If you've tired of watching Jude Law play the same milquetoast blueblood Englishman in everything from the "Sherlock Holmes" series to great movies like "The Grand Budapest Hotel," "Dom Hemingway" offers a significant revelation.
Writer-director Richard Shepard must have seen something in Law that some of us hadn't, because he made the unlikely decision to cast him as the verbose, haughty South Londoner ex-con Dom Hemingway, a man imbued with an immense sense of self-importance.
Law is front and center from start to finish in this hugely entertaining comedy, the axis around which the satire of masculinity spins.
And he kills it.

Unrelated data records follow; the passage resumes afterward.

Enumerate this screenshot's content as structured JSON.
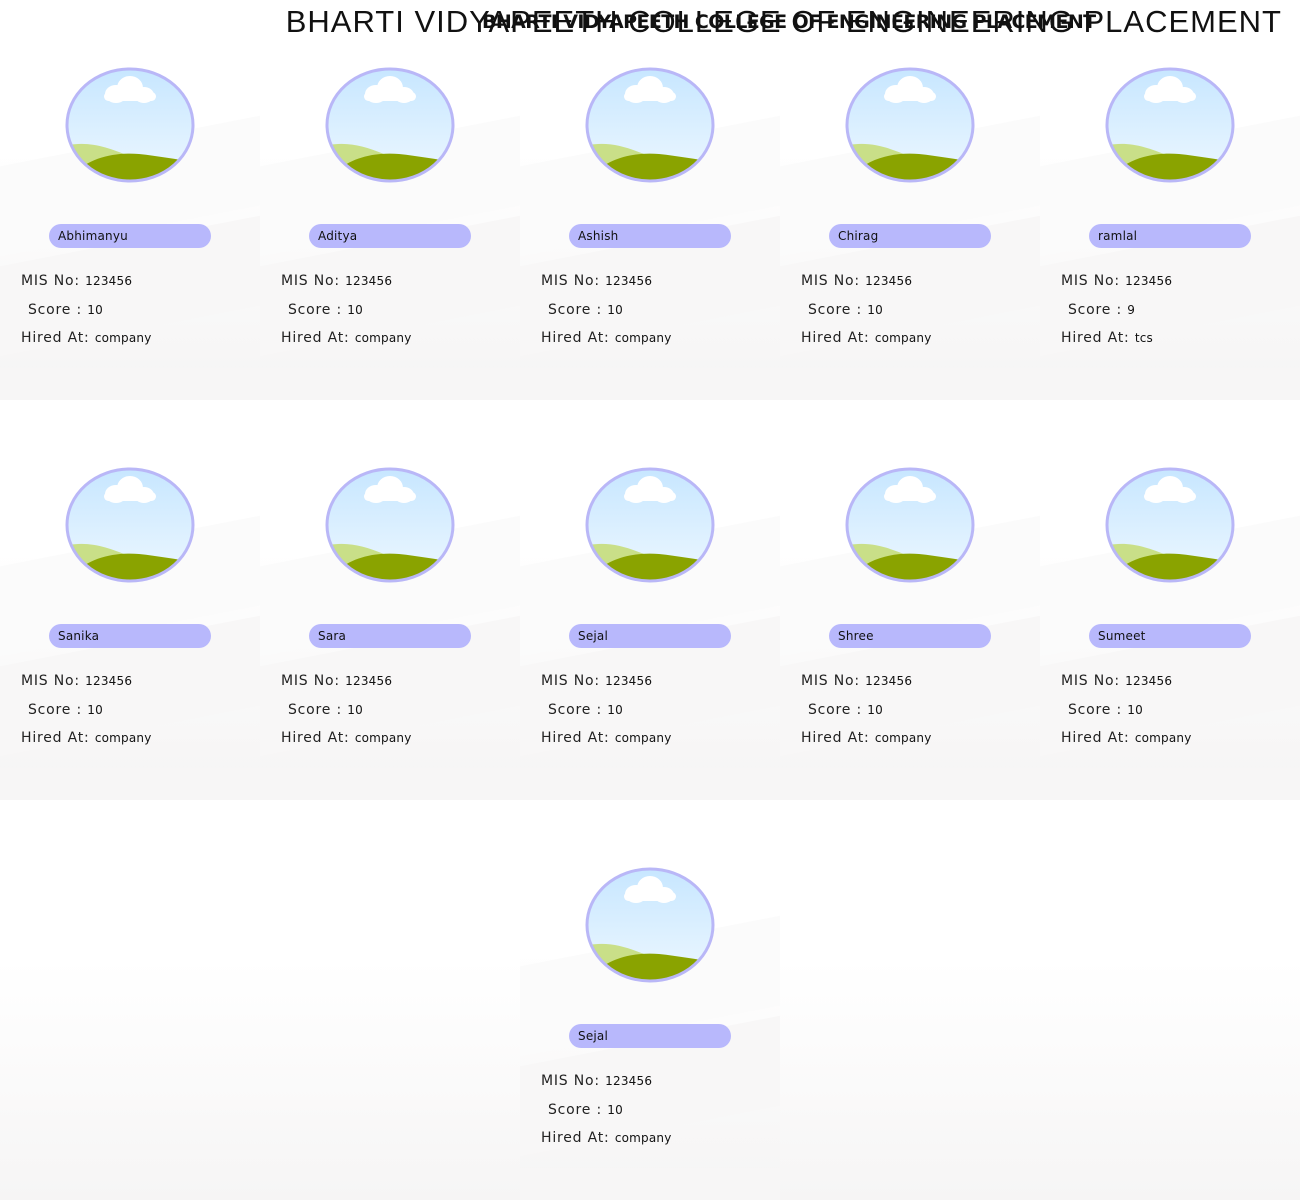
{
  "header": {
    "title": "BHARTI  VIDYAPEETH  COLLEGE  OF  ENGINEERING  PLACEMENT",
    "title_overlay": "BHARTI VIDYAPEETH COLLEGE OF ENGINEERING PLACEMENT"
  },
  "labels": {
    "mis": "MIS No: ",
    "score": "Score : ",
    "hired": "Hired At: "
  },
  "students": [
    {
      "name": "Abhimanyu",
      "mis": "123456",
      "score": "10",
      "hired": "company"
    },
    {
      "name": "Aditya",
      "mis": "123456",
      "score": "10",
      "hired": "company"
    },
    {
      "name": "Ashish",
      "mis": "123456",
      "score": "10",
      "hired": "company"
    },
    {
      "name": "Chirag",
      "mis": "123456",
      "score": "10",
      "hired": "company"
    },
    {
      "name": "ramlal",
      "mis": "123456",
      "score": "9",
      "hired": "tcs"
    },
    {
      "name": "Sanika",
      "mis": "123456",
      "score": "10",
      "hired": "company"
    },
    {
      "name": "Sara",
      "mis": "123456",
      "score": "10",
      "hired": "company"
    },
    {
      "name": "Sejal",
      "mis": "123456",
      "score": "10",
      "hired": "company"
    },
    {
      "name": "Shree",
      "mis": "123456",
      "score": "10",
      "hired": "company"
    },
    {
      "name": "Sumeet",
      "mis": "123456",
      "score": "10",
      "hired": "company"
    },
    {
      "name": "Sejal",
      "mis": "123456",
      "score": "10",
      "hired": "company"
    }
  ],
  "colors": {
    "pill": "#b8b8fc",
    "avatar_ring": "#b9b7f7",
    "sky_top": "#c6e6ff",
    "sky_bottom": "#eef8ff",
    "hill_light": "#c9df88",
    "hill_dark": "#8aa300"
  },
  "icons": {
    "avatar": "landscape-avatar-icon"
  }
}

It's an immense work, deeply humane, achieving the tricky feat of enhancing Dom's braggadocio, his bursts of anger, with a core of regret and vulnerability.
The accomplishment should not be understated. The movie begins with an extended monologue in which Dom offers a hosanna to his privates, with the camera trained on his sweaty, straining face, for goodness sake. The character beats people, demands things, brags incessantly, alienates those closest to him and just generally behaves like an entitled egotistical jerk.
The movie doesn't have a plot; it's a character study centered on this braggadocio as he's released from prison, where he served 12 years as the fall guy for a crime boss (Demian Bichir), and sets out to be remunerated.
Shepard, who achieved a similar archetype-defying feat with Pierce Brosnan in "The Matador," has a strong grasp of pacing and tone, giving the movie a farcical edge without descending completely into anarchy.
Mostly, he's smart enough to get out of the way and let his star completely subvert our expectations. It's a full-on career rebirth.